I have been looking here for a R1800 DTG guide but canot find one maybe someone knows how to do this ? 

Thank you


----------



## TABOB (Feb 13, 2018)

Laser212 said:


> As far as i can see a DTF conversion please correct me if I'm wrong is just removing the wheels thet usualy hold paper in place on the machine and add a CISS.


That's a basic conversion. A lot more is possible.
Selling your DTG was a bad decision. DTG printers can print on film as well and are much easier to maintain.



Laser212 said:


> The system i have in mind with dampers needs some sort of a delete/bypass of the ink sensors installed in printer carriage
> could anyone help me bypass these. is there a special wiring method for the ink board.

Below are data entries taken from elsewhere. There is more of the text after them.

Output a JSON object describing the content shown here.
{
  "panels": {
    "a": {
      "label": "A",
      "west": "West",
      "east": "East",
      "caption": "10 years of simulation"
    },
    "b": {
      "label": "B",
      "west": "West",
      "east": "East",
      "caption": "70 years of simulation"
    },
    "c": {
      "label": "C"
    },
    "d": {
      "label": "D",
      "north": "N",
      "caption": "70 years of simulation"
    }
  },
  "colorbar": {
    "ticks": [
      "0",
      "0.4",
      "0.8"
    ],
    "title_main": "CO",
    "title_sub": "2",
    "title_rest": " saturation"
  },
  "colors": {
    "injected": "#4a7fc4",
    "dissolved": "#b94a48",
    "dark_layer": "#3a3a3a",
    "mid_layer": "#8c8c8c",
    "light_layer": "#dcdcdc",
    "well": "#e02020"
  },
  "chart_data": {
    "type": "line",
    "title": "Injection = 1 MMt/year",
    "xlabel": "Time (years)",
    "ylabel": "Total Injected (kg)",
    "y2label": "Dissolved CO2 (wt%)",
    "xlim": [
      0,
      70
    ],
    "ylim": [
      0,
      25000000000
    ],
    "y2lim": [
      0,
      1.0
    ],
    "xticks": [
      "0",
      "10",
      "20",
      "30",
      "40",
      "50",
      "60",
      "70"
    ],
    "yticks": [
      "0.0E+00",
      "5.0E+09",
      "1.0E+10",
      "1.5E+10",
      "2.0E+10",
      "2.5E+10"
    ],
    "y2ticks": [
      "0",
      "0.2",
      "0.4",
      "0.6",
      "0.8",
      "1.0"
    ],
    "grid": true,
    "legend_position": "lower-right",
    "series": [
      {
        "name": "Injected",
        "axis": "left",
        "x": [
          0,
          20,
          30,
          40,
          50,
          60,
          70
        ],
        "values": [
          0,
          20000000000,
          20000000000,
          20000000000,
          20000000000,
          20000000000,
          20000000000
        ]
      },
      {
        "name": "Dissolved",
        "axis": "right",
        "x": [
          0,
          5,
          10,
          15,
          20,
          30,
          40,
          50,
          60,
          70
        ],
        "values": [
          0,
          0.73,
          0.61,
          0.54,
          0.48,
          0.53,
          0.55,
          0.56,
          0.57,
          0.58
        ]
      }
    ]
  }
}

a) Get the chipless firmware. 
a) Use the auto-reset chips. CISS systems and refillable cartridges usually come with a set of them.


----------



## Laser212 (Feb 6, 2021)

Where could i get a copy of this chipless firmware it sounds awesome. 
And thanks for help.


----------



## Laser212 (Feb 6, 2021)

@TABOB what did you mean by a lot more is possible, this is just a little educational project for myself to keep me busy, i don't have work for DTG and the pretreatment process got old fast for me. 

I did buy a Epson L1800 based DTF that has some cool features auto white mix temp controll and humidity controll i just wont get my hands on it untill next week. 

Id like to do something fun with the R1800 so im open to sugestions no matter how hard or technical they would be coz a bit of fun is a bit of fun at end of day. I cant seem to find a chipless firmware for R1800. 

I know Anajet is built out of these and they have an ICH module that looks connected to the ink board but i'm not sure exactly what it dose. i know of a spare ICH local tho and could buy that to acheive what im trying to do here if its possible. 

Thanks Again


----------